The study authors modeled 226 ski areas in four regional ski markets in the U.S. to predict what the country’s ski industry may look like without influences from climate change, such as a loss of snow and the need to make artificial snow, as well as what ski seasons could look like in the future.

According to the study, which was published in the journal Current Issues in Tourism, the average ski season in the U.S. from 2000 to 2019 was shortened by about 5.5 to 7.1 days, even with supplemental snowmaking, compared to the average ski season from 1960 to 1979.

“Climate change is an evolving business reality for the ski industry and the tourism sector. The record-breaking temperatures this winter provided a preview of the future,” Daniel Scott, co-author of the study and a professor at the Department of Geography and Environmental Management of the University of Waterloo in Canada, said in a statement. “It tested the limits of snowmaking in many areas and altered millions of skiers’ ski visits and destination choices.”

Because of the shortened ski seasons and the need to make artificial snow to supplement lower amounts of natural snow, the researchers estimated the costs to total around $252 million per year. As The Guardian reported, this amounts to an estimated $5 billion in losses for ski resorts over the 20-year timeframe.

The authors noted that these cost estimates may be lower than reality, too, because they only factored in direct losses from fewer visitors and higher costs for snowmaking. The study’s calculations did not include estimates for losses from fewer hotel stays, retail spending and other operational costs.
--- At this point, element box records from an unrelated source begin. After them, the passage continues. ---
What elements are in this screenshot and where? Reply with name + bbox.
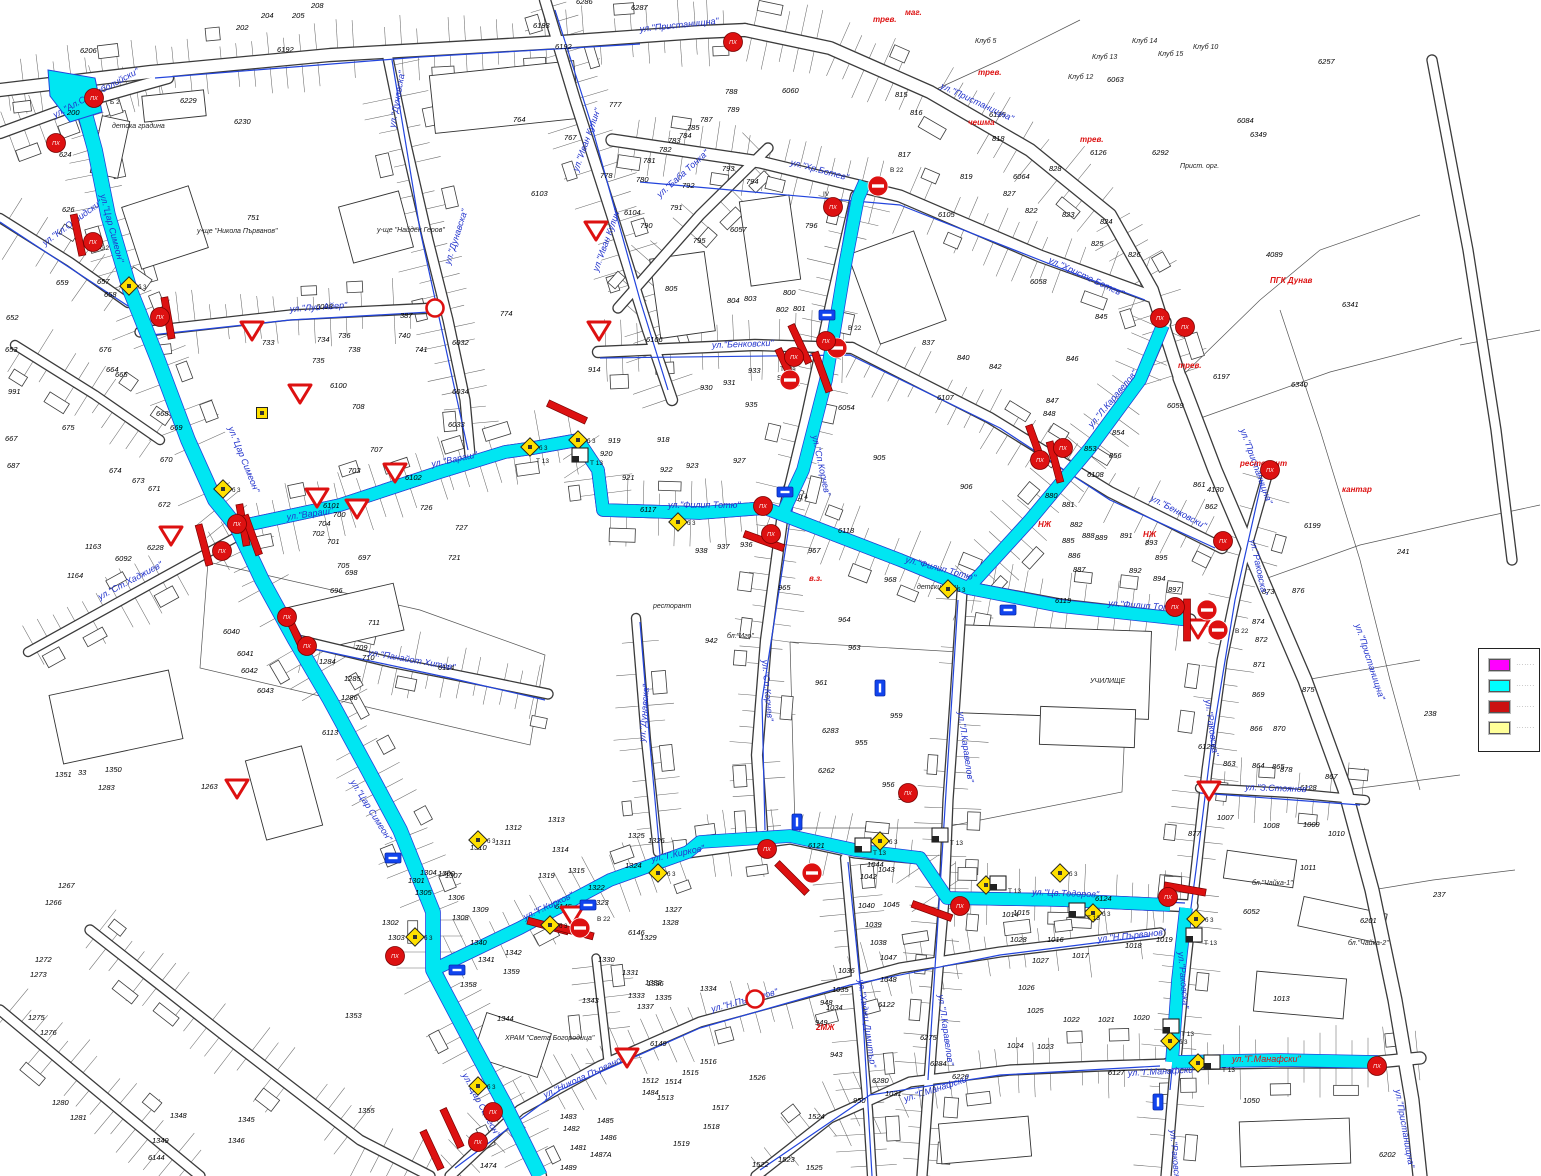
svg-text:Клуб 12: Клуб 12: [1068, 73, 1093, 81]
svg-text:1523: 1523: [778, 1155, 796, 1164]
svg-text:1025: 1025: [1027, 1006, 1045, 1015]
svg-text:1021: 1021: [1098, 1015, 1115, 1024]
svg-text:1285: 1285: [344, 674, 362, 683]
svg-text:1022: 1022: [1063, 1015, 1081, 1024]
svg-text:1020: 1020: [1133, 1013, 1151, 1022]
svg-text:963: 963: [848, 643, 861, 652]
svg-text:877: 877: [1188, 829, 1201, 838]
svg-text:1009: 1009: [1303, 820, 1321, 829]
svg-text:2МЖ: 2МЖ: [815, 1023, 835, 1032]
svg-text:1483: 1483: [560, 1112, 578, 1121]
svg-text:1272: 1272: [35, 955, 53, 964]
svg-text:ул."Пристанищна": ул."Пристанищна": [1353, 622, 1388, 702]
svg-text:676: 676: [99, 345, 112, 354]
svg-text:876: 876: [1292, 586, 1305, 595]
svg-text:1337: 1337: [637, 1002, 655, 1011]
svg-text:805: 805: [665, 284, 678, 293]
svg-text:6033: 6033: [448, 420, 466, 429]
svg-text:905: 905: [873, 453, 886, 462]
svg-text:1273: 1273: [30, 970, 48, 979]
svg-text:734: 734: [317, 335, 330, 344]
svg-text:1340: 1340: [470, 938, 488, 947]
fire-hydrant-icon: ПХ: [1166, 598, 1185, 617]
svg-text:727: 727: [455, 523, 468, 532]
svg-text:1284: 1284: [319, 657, 336, 666]
svg-text:1302: 1302: [382, 918, 400, 927]
water-pipes-layer: [0, 10, 1360, 1176]
svg-text:6121: 6121: [808, 841, 825, 850]
svg-text:792: 792: [682, 181, 695, 190]
closed-section-bar-icon: [546, 400, 587, 424]
svg-text:ПХ: ПХ: [52, 141, 60, 147]
svg-text:Т 13: Т 13: [1181, 1031, 1194, 1038]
“We are probably past the era of peak ski seasons,” Scott said. “Average ski seasons in all U.S. regional markets are projected to get shorter in the decades ahead under all emission futures. How much shorter depends on the ability of all countries to deliver on their Paris Climate Agreement emission reduction commitments and whether global warming temperatures are held below two degrees Celsius.”

According to the study, ski seasons could decrease by 14 to 33 days in a low-emissions scenario, or the average ski season may be 27 to 62 days shorter with continued high emissions. In total, this could lead to an estimated $657 million to $1.352 billion in losses for the U.S. ski industry per year.